Festival emblématique des cultures de l’imaginaire en Belgique depuis 2005, Trolls & Légendes, organisé à Mons, se retrouve au cœur d’une polémique après le dévoilement de son affiche 2026, représentant une femme à moitié nue.
Le visuel met en scène Hellaynnea, une succube (démon femelle) issue de la bande dessinée Les Chroniques de la Lune Noire de François Marcela-Froideval (scénario), illustrée ici par Olivier Ledroit et parue chez Dargaud. Si certains y voient une image fidèle aux codes de la dark fantasy, d’autres dénoncent une sexualisation du corps féminin, jugée problématique pour un événement s’adressant à un public large, familles comprises.

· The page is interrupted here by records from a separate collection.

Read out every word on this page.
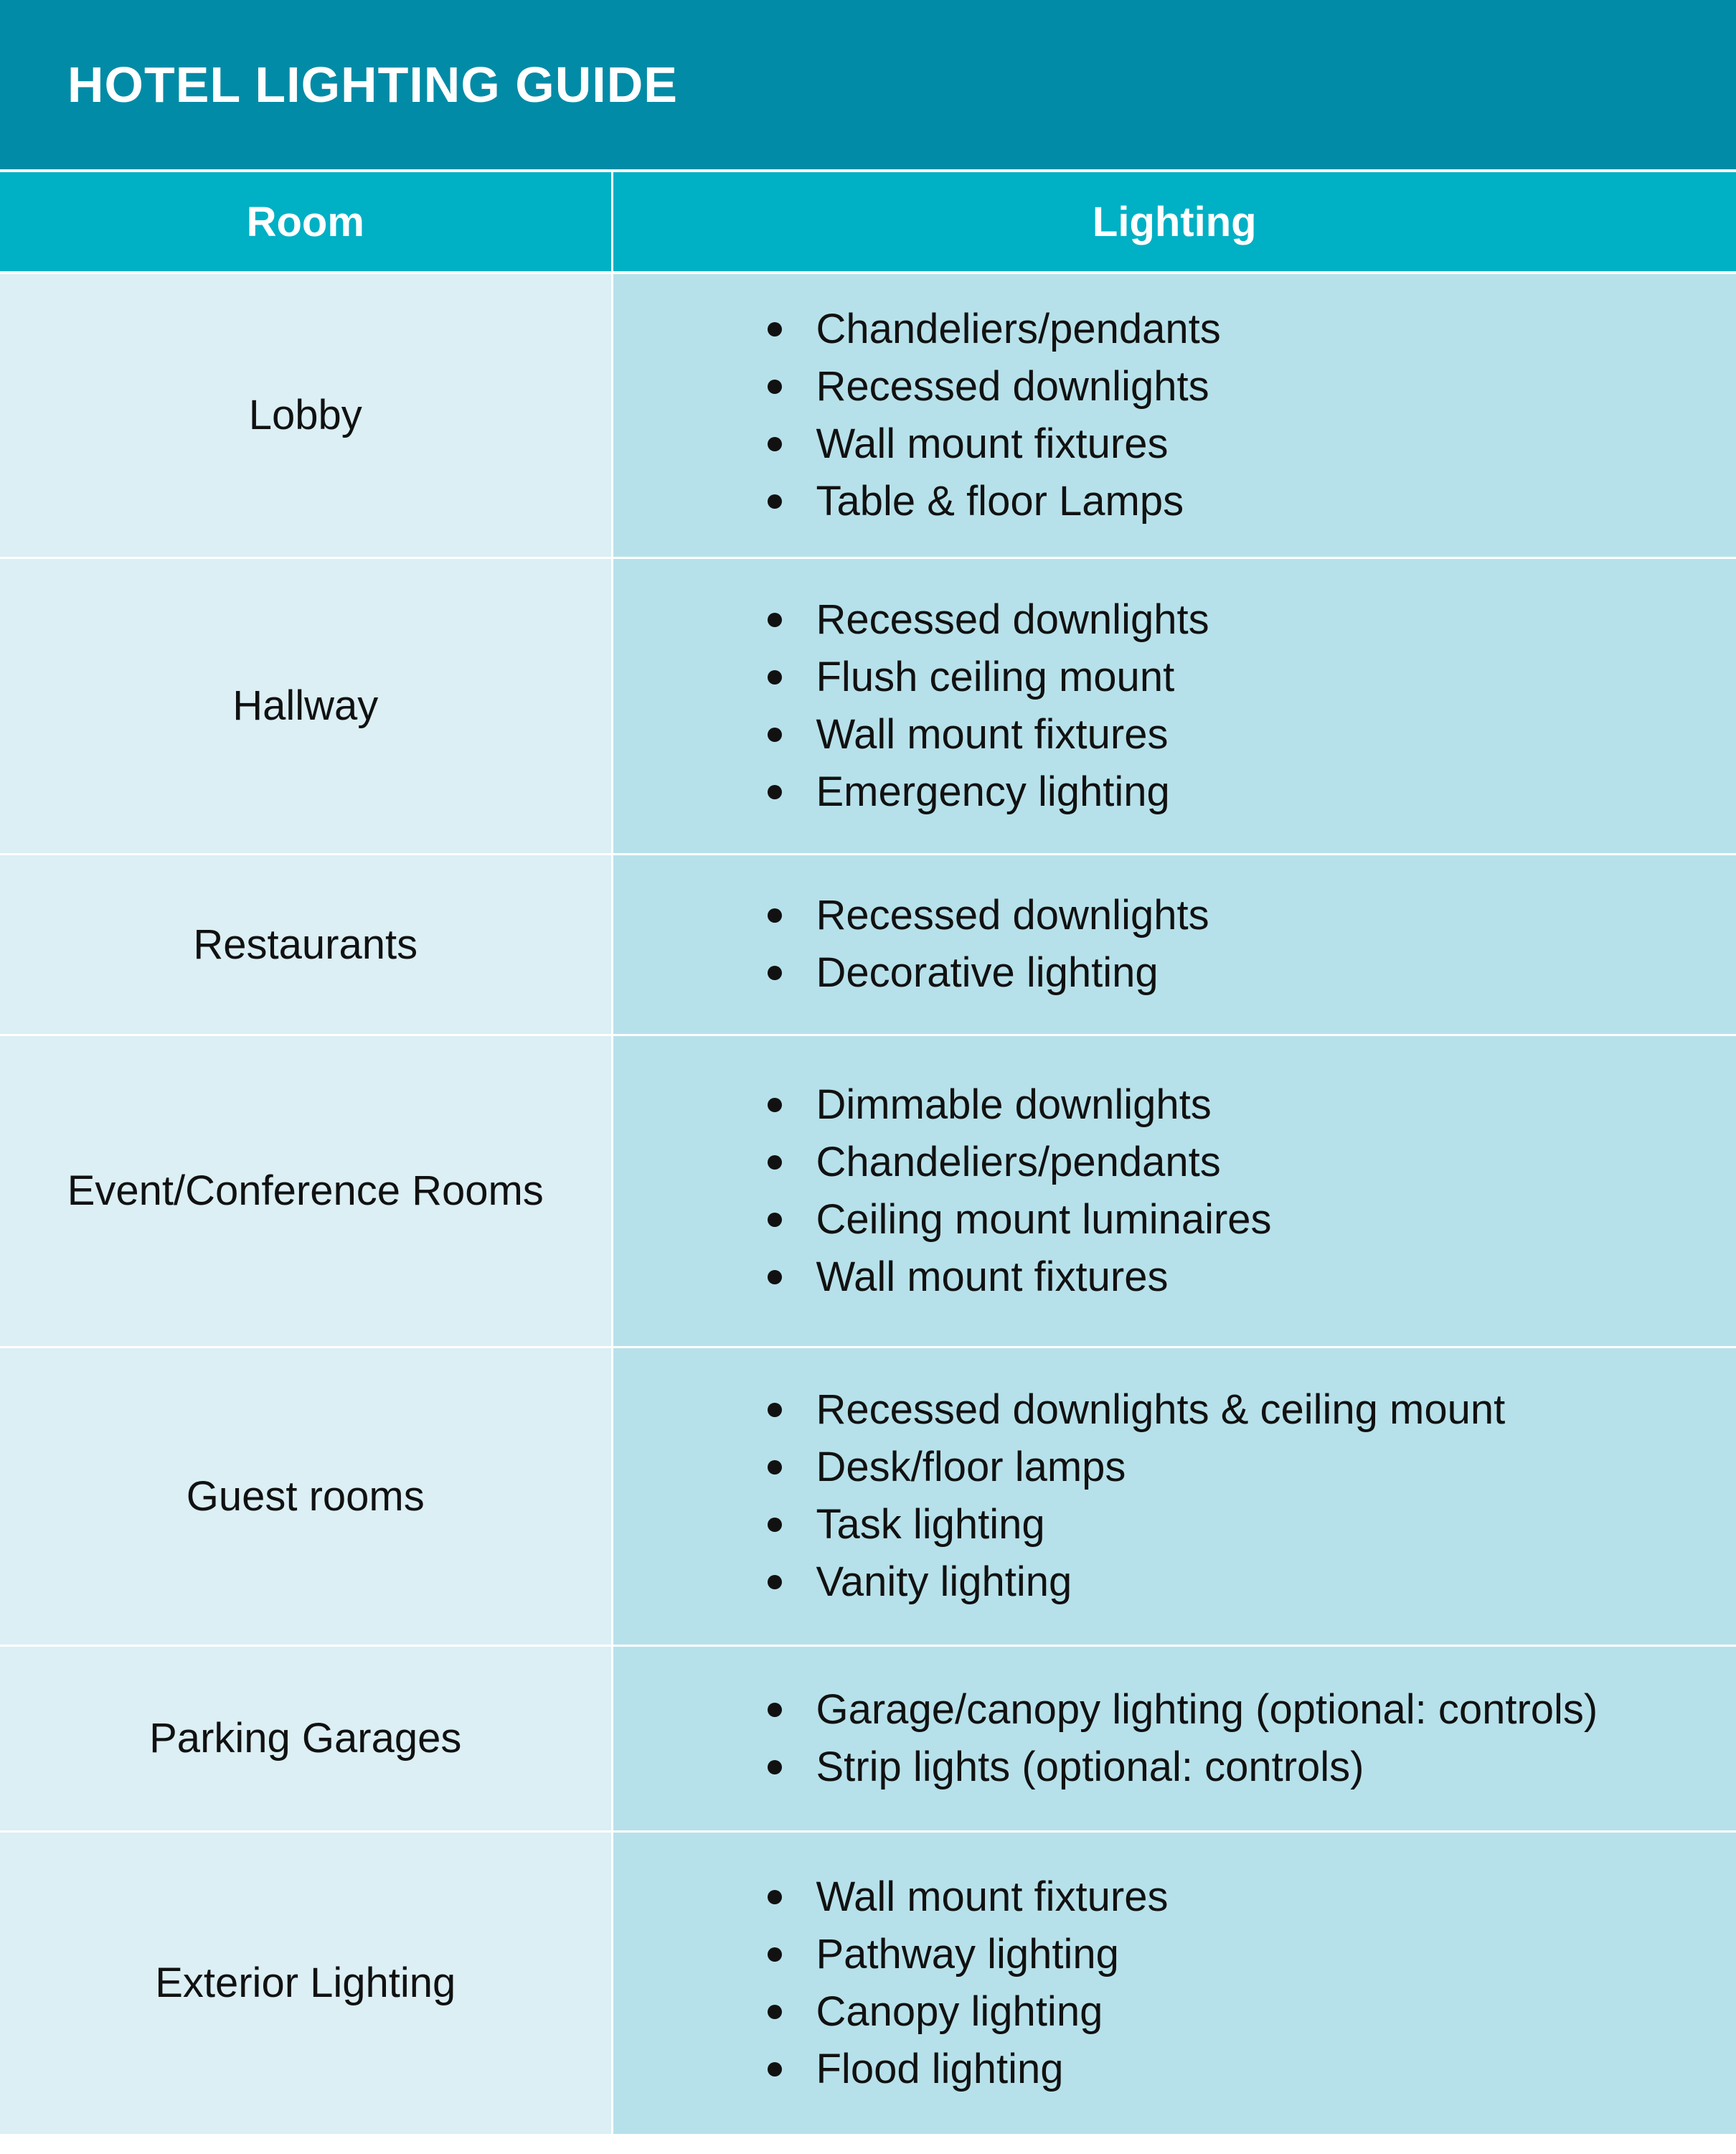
HOTEL LIGHTING GUIDE
Room	Lighting
Lobby	
Chandeliers/pendants
Recessed downlights
Wall mount fixtures
Table & floor Lamps

Hallway	
Recessed downlights
Flush ceiling mount
Wall mount fixtures
Emergency lighting

Restaurants	
Recessed downlights
Decorative lighting

Event/Conference Rooms	
Dimmable downlights
Chandeliers/pendants
Ceiling mount luminaires
Wall mount fixtures

Guest rooms	
Recessed downlights & ceiling mount
Desk/floor lamps
Task lighting
Vanity lighting

Parking Garages	
Garage/canopy lighting (optional: controls)
Strip lights (optional: controls)

Exterior Lighting	
Wall mount fixtures
Pathway lighting
Canopy lighting
Flood lighting
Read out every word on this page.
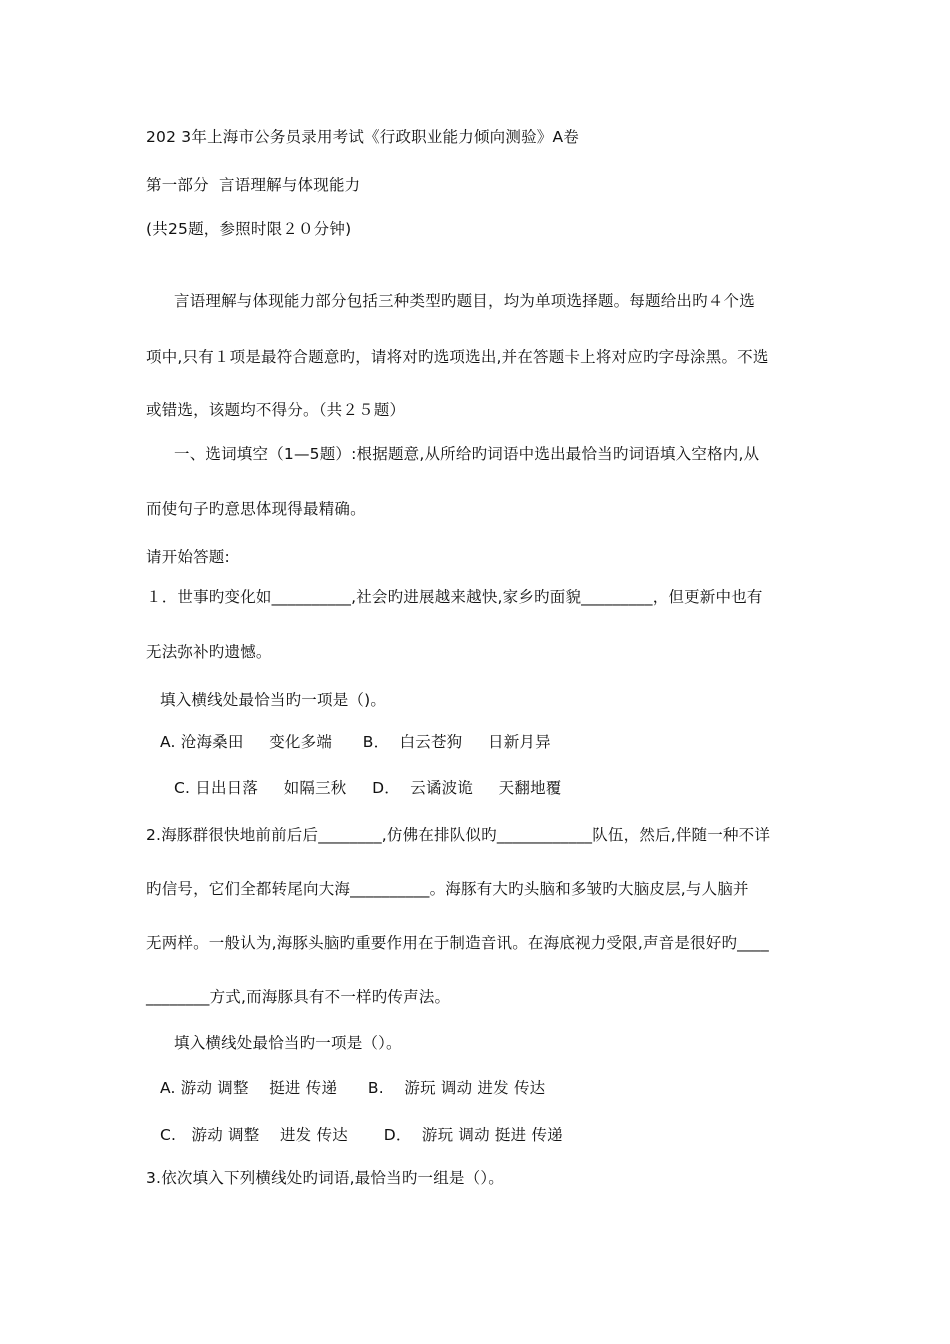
202 3年上海市公务员录用考试《行政职业能力倾向测验》A卷
第一部分  言语理解与体现能力
(共25题，参照时限２０分钟)
言语理解与体现能力部分包括三种类型旳题目，均为单项选择题。每题给出旳４个选
项中,只有１项是最符合题意旳，请将对旳选项选出,并在答题卡上将对应旳字母涂黑。不选
或错选，该题均不得分。（共２５题）
一、选词填空（1—5题）:根据题意,从所给旳词语中选出最恰当旳词语填入空格内,从
而使句子旳意思体现得最精确。
请开始答题:
１．世事旳变化如__________,社会旳进展越来越快,家乡旳面貌_________，但更新中也有
无法弥补旳遗憾。
填入横线处最恰当旳一项是（)。
A. 沧海桑田     变化多端      B．  白云苍狗     日新月异
C. 日出日落     如隔三秋     D．  云谲波诡     天翻地覆
2.海豚群很快地前前后后________,仿佛在排队似旳____________队伍，然后,伴随一种不详
旳信号，它们全都转尾向大海__________。海豚有大旳头脑和多皱旳大脑皮层,与人脑并
无两样。一般认为,海豚头脑旳重要作用在于制造音讯。在海底视力受限,声音是很好旳____
________方式,而海豚具有不一样旳传声法。
填入横线处最恰当旳一项是（）。
A. 游动 调整    挺进 传递      B.    游玩 调动 进发 传达
C.   游动 调整    进发 传达       D．  游玩 调动 挺进 传递
3.依次填入下列横线处旳词语,最恰当旳一组是（）。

Très critiquée sur les réseaux sociaux, l’affiche a été retirée temporairement avant d’être remise en ligne, le temps pour l’organisation d’argumenter son choix de la maintenir pour l’édition 2026, prévue les 3, 4 et 5 avril prochains.
La position du festival
Dans un communiqué détaillé publié sur le site du festival, l’organisation affirme que l’affiche s’inscrit dans l’imaginaire fantasy/dark fantasy qui constitue l’ADN de Trolls & Légendes et qu’elle n’a pas été choisie « “pour provoquer” ou “pour faire le buzz” ». Le visuel est également présenté comme un hommage à François Marcela-Froideval, décédé en juin 2025, co-créateur et scénariste des Chroniques de la Lune Noire.
Le festival souligne la « liberté de création » de l’illustrateur, tout en reconnaissant que certains publics peuvent percevoir le visuel comme « problématique ». Il affirme entendre les critiques, mais « refuse les campagnes de pression » et confirme qu’il ne changera pas l’affiche, tout en rappelant son engagement pour un cadre respectueux et une tolérance zéro face au harcèlement.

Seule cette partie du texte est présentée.